S’il n’a pas le bac suivi de plus six Son potager a cent pieds de salade Qui croissent entre radis et cassis Sans avoir rendu personne malade.
« Je sais retourner, sillonner, biner La terre noire à qui je donne à boire Et sans me presser mais sans lambiner Je sème assez pour surseoir au déboire. »
Il eut aisément son certificat D’expert jardinier en belle laitue Qu’il soulève d’un geste délicat Quand le profane l’arrache et la tue.
Il n’obtint pas le baccalauréat Mais décrocha le soleil et la lune Qu’un Dieu méconnu aux doigts d’or créa En donnant à l’un ce que n’eut pas l’une.
Son métier s’achève au pied du grand soir Quand vient le voir son ami rouge-gorge : « Petit homme, il est l’heure de t’asseoir, Moi, je vole et toi tu t’appelles George
Courbé sur le sol en parlant à la Plante muette et que tu sais sensible A ta voix ainsi qu’à celle d’Allah Trouant le cœur qui se croit invincible.

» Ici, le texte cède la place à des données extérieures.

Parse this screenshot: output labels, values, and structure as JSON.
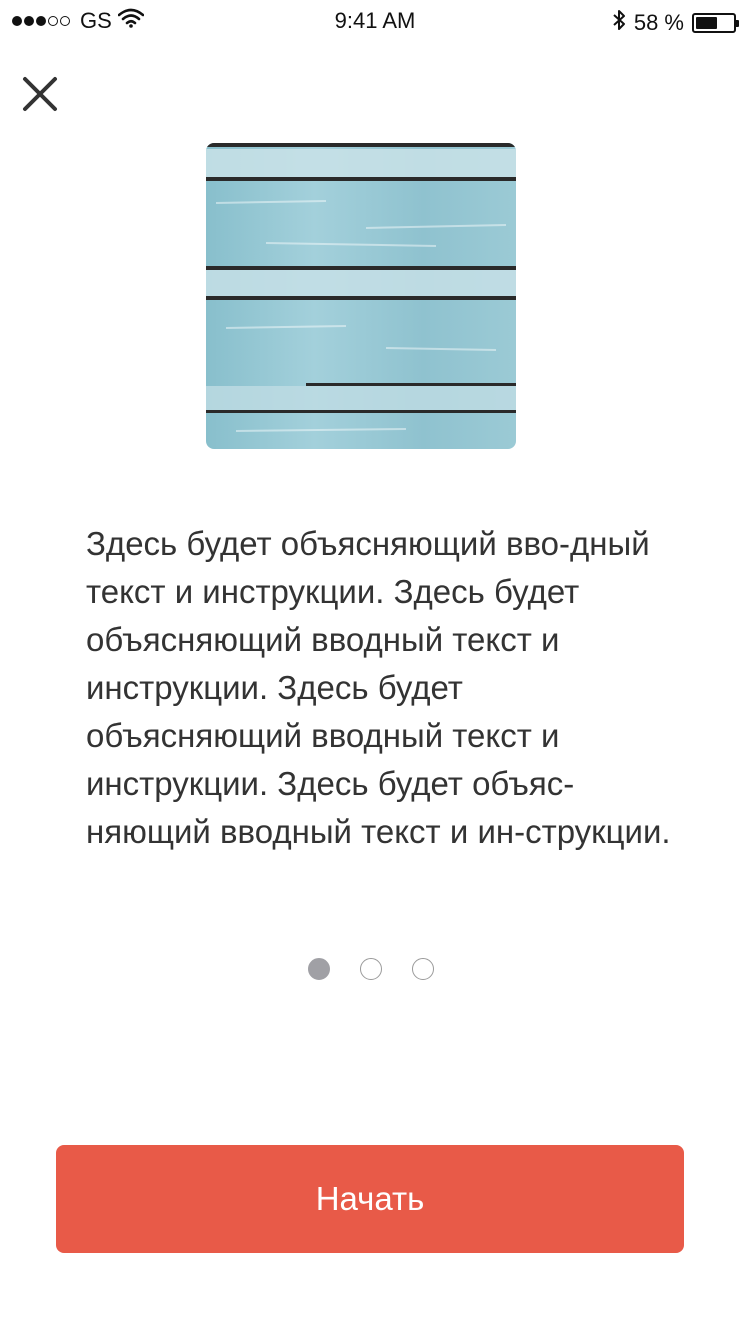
{
  "status_bar": {
    "carrier": "GS",
    "time": "9:41 AM",
    "battery_text": "58 %",
    "battery_level": 0.58,
    "signal_bars_filled": 3,
    "signal_bars_total": 5,
    "icons": [
      "signal-dots-icon",
      "wifi-icon",
      "bluetooth-icon",
      "battery-icon"
    ]
  },
  "header": {
    "close_icon": "close-icon"
  },
  "hero": {
    "description": "image-placeholder"
  },
  "content": {
    "intro_text": "Здесь будет объясняющий вво-дный текст и инструкции. Здесь будет объясняющий вводный текст и инструкции. Здесь будет объясняющий вводный текст и инструкции. Здесь будет объяс-няющий вводный текст и ин-струкции."
  },
  "pager": {
    "total": 3,
    "active_index": 0
  },
  "actions": {
    "start_label": "Начать"
  },
  "colors": {
    "accent": "#e85a48",
    "text": "#333333",
    "pager_active": "#a0a0a5",
    "pager_inactive_border": "#9a9a9a",
    "hero_tint": "#8fc2cf"
  }
}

Il n’est pas besoin de passer le bac Quand l’enfant apprend la langue des anges Qui s’écoute dans une oeuvre de Bach Et dans le chant des pinsons, des mésanges. »
Le volatile cligne alors des yeux Et se pose sur une feuille verte Qu’il découpe un peu et l’emporte aux cieux Où le paradis a sa porte ouverte.
George retourne à sa maison sans rien D’autre que des pleurs intérieurs que verse Son âme pure de naïf terrien Qu’un échange avec l’oiseau bouleverse.
Si George s’était fait nommer Armand Et l’oiseau si beau merlette ou fauvette Les deux trouveraient sûrement charmant Qu’une salade s’appelât Yvette.
Pour le rouge gorge et George les vers Ne sont beaux et bons que vivant en terre Au chaud, bien couverts, étés comme hivers Et déshabillent Malherbe et Voltaire.
Si la vraie culture appartient aux champs, Tua le bouillon de Louis la rage ; Les savants ne sont pas des gens méchants Mais voudraient faire barrage à l’orage.
Lui, possède un bac rempli de bonne eau Qu’il sert à boire à ses plantes paisibles Et sait qu’il n’est qu’un pauvre péquenot Au comportement incompréhensible
A l’esprit fin des cadres diplômés Installés dans la strate supérieure Conscients, pourtant, de s’être formés A élaborer la graine meilleure.